F: 5’-AAACCCAAGATTTTTATGGTTACTTTAAGATTTGT-3’;
R: 5’-ATCTATAGTTAACTTGGATATATTGTTTGTTTTCGGT-3’
These two strains were chunked to fresh 10 cm NGMA plates seeded with OP50. 48 hours later, seven L4s from each strain were added to each of 45 6 cm NGMA plates seeded with OP50 for both 15°C and 25°C competition experiments. The 45 plates at each temperature represent nine experimental replicates each composed of five independent populations. Plates were placed at either 15°C or 25°C and grown to starvation. After one week for 25°C competition experiments or 10 days for 15°C competition experiments, nematodes were transferred to fresh NGMA plates by cutting a 0.5 cm x 0.5 cm square of agar (containing ~100 worms) and replaced at the appropriate temperature. After culture transfers two, four, and six, starved animals were washed off the plates with M9, and DNA was collected using the Qiagen DNeasy Kit. Genomic DNA from each time point was digested with the EcoRI enzyme and purified using the Zymo DNA Clean & Concentrator Kit. The concentration of fragmented genomic DNA was adjusted to 2 ng/µL by Qubit assay.
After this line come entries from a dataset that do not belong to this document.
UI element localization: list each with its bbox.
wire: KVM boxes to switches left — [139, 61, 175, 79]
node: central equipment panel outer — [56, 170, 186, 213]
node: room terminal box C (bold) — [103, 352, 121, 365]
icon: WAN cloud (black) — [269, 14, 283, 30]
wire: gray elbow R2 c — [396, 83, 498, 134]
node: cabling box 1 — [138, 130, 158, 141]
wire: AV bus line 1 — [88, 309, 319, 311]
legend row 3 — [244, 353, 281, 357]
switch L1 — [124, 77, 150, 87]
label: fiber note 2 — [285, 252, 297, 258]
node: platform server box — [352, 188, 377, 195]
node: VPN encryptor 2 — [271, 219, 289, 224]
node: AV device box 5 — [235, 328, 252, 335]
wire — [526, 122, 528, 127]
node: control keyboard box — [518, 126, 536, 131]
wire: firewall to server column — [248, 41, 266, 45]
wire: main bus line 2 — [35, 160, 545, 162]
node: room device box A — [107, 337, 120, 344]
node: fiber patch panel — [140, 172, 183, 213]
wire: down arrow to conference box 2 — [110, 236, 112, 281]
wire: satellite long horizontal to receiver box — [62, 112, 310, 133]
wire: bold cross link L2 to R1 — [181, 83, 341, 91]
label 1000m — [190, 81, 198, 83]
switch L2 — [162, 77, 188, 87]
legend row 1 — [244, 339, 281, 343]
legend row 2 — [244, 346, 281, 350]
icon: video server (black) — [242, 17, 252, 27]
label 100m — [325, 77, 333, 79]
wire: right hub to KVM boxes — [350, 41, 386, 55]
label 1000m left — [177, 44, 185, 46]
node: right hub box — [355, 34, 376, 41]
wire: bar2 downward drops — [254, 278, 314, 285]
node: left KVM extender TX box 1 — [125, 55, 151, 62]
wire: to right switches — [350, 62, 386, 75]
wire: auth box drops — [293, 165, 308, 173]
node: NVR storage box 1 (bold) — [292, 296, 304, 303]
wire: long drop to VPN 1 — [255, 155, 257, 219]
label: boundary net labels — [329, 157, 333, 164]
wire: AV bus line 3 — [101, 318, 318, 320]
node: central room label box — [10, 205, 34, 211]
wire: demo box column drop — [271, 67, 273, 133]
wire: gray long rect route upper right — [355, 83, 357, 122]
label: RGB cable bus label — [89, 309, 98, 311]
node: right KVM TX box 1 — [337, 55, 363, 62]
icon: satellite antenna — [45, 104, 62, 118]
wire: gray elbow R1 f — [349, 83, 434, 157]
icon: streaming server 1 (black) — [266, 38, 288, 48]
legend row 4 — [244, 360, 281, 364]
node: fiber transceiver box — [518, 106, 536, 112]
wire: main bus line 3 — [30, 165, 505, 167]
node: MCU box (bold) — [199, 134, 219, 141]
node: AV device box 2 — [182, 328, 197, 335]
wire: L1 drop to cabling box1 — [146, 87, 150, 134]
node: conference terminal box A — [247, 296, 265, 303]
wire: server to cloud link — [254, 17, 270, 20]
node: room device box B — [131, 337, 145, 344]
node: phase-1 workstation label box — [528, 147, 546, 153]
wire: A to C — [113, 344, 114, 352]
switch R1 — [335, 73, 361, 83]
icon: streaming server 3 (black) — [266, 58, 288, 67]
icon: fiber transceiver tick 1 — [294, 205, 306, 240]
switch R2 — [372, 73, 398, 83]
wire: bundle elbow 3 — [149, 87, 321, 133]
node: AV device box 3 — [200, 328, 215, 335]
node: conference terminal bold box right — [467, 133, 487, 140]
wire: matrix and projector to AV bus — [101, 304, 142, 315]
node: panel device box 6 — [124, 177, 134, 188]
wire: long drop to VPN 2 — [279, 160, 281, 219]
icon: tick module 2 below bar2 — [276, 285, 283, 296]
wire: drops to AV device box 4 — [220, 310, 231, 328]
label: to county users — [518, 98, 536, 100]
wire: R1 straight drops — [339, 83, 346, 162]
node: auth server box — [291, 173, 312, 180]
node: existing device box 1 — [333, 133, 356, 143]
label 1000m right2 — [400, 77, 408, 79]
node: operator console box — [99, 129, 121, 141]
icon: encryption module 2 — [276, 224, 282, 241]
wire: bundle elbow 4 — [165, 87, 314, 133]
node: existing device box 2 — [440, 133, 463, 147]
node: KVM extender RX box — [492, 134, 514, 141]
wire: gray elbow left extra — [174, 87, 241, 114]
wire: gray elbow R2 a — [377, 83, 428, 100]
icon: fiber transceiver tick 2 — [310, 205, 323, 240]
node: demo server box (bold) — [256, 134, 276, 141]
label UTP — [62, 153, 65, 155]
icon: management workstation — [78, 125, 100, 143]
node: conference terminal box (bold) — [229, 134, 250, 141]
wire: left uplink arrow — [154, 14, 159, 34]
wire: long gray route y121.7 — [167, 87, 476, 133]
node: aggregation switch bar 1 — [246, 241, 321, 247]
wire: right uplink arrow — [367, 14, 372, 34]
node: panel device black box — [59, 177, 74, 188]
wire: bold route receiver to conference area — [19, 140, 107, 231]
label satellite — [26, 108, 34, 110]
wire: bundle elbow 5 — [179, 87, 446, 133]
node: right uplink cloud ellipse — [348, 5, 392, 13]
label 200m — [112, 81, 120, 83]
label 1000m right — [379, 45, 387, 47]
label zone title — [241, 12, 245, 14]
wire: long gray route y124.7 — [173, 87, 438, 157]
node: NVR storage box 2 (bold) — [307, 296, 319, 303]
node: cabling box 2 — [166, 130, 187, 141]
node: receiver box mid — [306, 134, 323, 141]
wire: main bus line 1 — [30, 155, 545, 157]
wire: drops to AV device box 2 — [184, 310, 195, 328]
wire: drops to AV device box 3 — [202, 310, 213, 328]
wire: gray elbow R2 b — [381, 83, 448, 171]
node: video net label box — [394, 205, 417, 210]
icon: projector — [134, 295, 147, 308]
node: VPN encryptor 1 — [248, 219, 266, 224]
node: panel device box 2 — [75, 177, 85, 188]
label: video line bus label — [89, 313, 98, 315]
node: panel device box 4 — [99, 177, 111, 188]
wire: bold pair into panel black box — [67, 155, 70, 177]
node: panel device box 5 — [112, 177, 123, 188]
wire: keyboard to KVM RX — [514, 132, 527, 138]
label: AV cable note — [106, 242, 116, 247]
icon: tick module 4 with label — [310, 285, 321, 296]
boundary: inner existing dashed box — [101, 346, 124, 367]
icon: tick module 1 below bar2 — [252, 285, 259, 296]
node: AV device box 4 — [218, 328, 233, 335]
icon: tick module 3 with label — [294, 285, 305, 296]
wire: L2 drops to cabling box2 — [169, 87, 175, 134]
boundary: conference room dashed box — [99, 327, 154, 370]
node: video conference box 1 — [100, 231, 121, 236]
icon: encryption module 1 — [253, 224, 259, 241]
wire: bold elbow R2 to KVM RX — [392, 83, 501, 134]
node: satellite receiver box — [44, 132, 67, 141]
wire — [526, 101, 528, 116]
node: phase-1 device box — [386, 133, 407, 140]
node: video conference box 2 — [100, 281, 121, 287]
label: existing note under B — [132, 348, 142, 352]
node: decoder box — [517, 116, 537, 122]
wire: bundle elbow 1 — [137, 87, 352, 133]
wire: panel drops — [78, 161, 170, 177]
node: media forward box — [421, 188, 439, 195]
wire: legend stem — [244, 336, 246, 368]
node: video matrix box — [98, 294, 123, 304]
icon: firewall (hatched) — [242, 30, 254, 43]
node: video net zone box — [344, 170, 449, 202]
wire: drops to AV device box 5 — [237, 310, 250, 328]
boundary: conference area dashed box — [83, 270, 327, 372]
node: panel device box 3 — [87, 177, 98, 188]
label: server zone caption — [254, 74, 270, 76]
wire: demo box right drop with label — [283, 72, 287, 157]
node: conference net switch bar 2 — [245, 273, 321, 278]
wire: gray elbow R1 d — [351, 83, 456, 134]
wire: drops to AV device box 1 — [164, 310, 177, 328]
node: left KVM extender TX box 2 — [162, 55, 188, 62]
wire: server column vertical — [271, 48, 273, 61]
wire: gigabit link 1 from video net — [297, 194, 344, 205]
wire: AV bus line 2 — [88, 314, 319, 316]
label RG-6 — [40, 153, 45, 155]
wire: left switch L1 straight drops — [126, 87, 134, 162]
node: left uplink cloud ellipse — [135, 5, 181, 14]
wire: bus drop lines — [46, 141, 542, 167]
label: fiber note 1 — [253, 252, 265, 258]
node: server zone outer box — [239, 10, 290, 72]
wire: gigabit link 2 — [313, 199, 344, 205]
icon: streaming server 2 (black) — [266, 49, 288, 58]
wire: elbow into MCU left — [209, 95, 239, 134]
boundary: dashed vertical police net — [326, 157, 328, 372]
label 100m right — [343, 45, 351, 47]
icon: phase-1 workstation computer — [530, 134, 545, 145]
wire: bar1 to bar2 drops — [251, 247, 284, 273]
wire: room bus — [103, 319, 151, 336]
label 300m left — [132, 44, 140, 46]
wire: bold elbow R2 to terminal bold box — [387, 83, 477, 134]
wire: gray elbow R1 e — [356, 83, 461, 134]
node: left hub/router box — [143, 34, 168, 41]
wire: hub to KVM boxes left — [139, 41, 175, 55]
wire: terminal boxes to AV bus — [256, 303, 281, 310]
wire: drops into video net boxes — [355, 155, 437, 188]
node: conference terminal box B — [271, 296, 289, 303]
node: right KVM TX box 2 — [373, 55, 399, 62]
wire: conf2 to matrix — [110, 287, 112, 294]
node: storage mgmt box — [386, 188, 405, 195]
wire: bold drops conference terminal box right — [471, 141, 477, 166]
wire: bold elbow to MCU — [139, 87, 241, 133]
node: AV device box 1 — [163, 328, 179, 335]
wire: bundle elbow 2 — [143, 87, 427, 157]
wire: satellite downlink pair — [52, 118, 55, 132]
The number of JU847 and CX11314 alleles in each replicate population was measured using Taqman analysis in a Biorad QZ200 digital droplet PCR system (File S4). Digital PCR was performed following the standard protocol provided by Biorad with the absolute quantification method. The proportion of the JU847 allele and the relative selection coefficients were calculated.
Data Availability
Strains are available through the Caenorhabditis elegans Natural Diversity Resource (CeNDR, www.elegansvariation.org). File S1 contains the strains, location data, weather station data, and all traits used in mappings. File S2 contains the association mapping data. File S3 contains the interval fine mapping raw data. File S4 contains the count data from the digital droplet PCR for JU847 and CX11314 alleles.